Oui, ce que vous entendez, mesdames et messieurs, c’est bien la voix de Constantin Nicolaevitch. Ce dernier qui était occupé à gesticuler dans tout les sens dans la chambre de sa petite sœur. Pourquoi ? Parce que c’est un gamin absolument puéril, mais rassurez vous, ça lui va bien. En fait, je me dois quand même de préciser qu’il ne s’était pas vêtue des écharpes à plumes, rouge à lèvres et compagnie que sa petite sœur met lorsqu’elle fait la même chose qu’il était entrain de faire en ce moment même, parce qu’une Rock Stars, ça ne fait pas ça. Enfin, du moins, pas celle qu’il était à l’instant même. Parce que celle qu’il était à l’instant même, pour tout vous dire, c’était exactement le genre de gus à porter un perfecto, la cigarette au bec et les cheveux ébouriffés. Perfecto qu’il n’avait malheureusement plus puisqu’une foutue servante l’avait brulé sans le faire EXPRÈS.

Il aimait bien aller dans la chambre de sa sœur, ça sentait toujours bon, voir très bon quand ça sentait la barbe à papa ou un autre truc vachement sucré qu’il appréciait forcément. En fait, quand on y pense, il devait passer plus de temps dans la chambre de sa petite sœur que dans la sienne, bon, en même temps, sa chambre était trop vide, sentait l’anti mite à la lavande à trois cent mètres, donc on pouvait aisément comprendre pourquoi il était tout le temps fourré dans la chambre de sa petite sœur. En fait, quand on y pensait encore plus, on se rendait compte que Constantin n’était presque jamais dans sa chambre. Parce que, pour tout avouer, la nuit, il ne dormait même pas dans sa chambre, en fait, il vagabondait entre chambre d’ami et chambre d’ami. C’était plutôt chouette comme vagabondage, jusqu’à ce qu’une servante s’écrase sur lui, dans son lit, dans sa chambre, à elle. Depuis, il avait décidé d’arrêter ce sports à risque. Enfin, ça, c’était avant la nuit dernière, avant qu’il ne décide qu’il était une Rock Stars et qu’une Rock Stars, c’est forcément un rebelle de chez rebelle qui crache partout et tout. Là, il avait décidé de dormir dans TOUTES les chambres d’amis qui pouvaient exister dans le château, et pour ça, il restait environ une quinzaine de minutes dans la chambre, pas une de plus, pas une de moins.

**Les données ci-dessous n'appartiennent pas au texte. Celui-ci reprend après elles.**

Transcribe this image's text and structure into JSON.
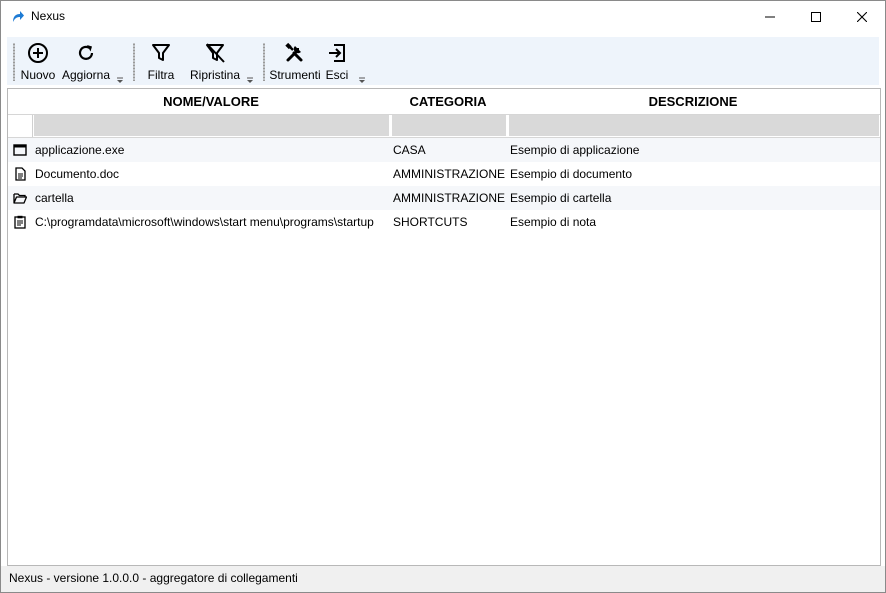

S’en était suivis l’euphorie et l’ivresse de la nuit blanche, d’où, on peut supposer ce gesticulage intensif dans la chambre de sa petite sœur qui aimait bien, même si elle ne l’avouerait jamais, qu’il soit dans sa chambre.

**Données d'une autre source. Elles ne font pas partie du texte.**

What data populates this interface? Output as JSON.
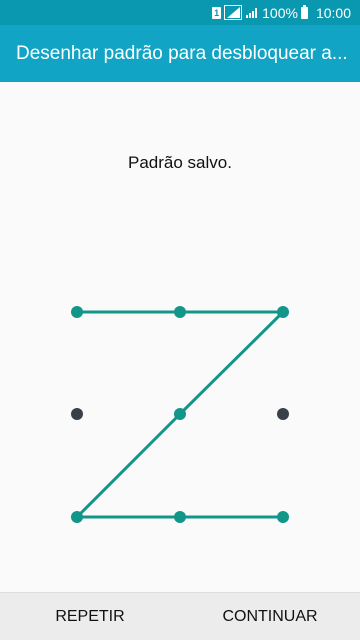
{
  "status_bar": {
    "sim_label": "1",
    "battery_percent": "100%",
    "time": "10:00"
  },
  "app_bar": {
    "title": "Desenhar padrão para desbloquear a..."
  },
  "message": "Padrão salvo.",
  "pattern": {
    "grid_size": 3,
    "selected_color": "#12968a",
    "unselected_color": "#3a4048",
    "selected_dots": [
      1,
      2,
      3,
      5,
      7,
      8,
      9
    ],
    "path_sequence": [
      1,
      2,
      3,
      5,
      7,
      8,
      9
    ]
  },
  "buttons": {
    "left_label": "REPETIR",
    "right_label": "CONTINUAR"
  }
}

« Bonjour, je te sers quelque chose ? »

Et c’est en bonne Rock Stars que Constantin se retrouva, la cigarette au bec, les cheveux ébouriffés et le perfecto en moins mais I’m a Passenger d’Iggy Pop dans la tête, dans ce pub où la gérante l’avait toujours fasciné. Oui, il préférait les schizophrène aux gens normaux, c’était un foutu fait. Il prenait un certain plaisir à parler avec elle de chose qui ne le concernait absolument pas, de chose qu’il ne connaissait même pas, mais parler avec une schizophrène, ouais, il trouvait ça vachement chouette. Il avait même l’impression d’être un peu plus particulier, et ça, même le capitaine de l’équipe de foot au cerveau d’huître aurait trouvé ça vachement chouette. Il pensait à tout ce qui était plus chouette avec un schizophrène qu’avec une personne normale, tout en tirant abusivement sur sa cigarette sans filtre, le regard dans le vide jusqu’à ce qu’il remarque qu’une fille absolument pas chouette avait fait tomber son verre sur la chemise de sa voisine de table de bar. C’était en partie pour ce genre de mesquinerie qu’il préférait parler avec les schizophrènes, et pour pleins d’autres choses aussi, mais surtout pour ça.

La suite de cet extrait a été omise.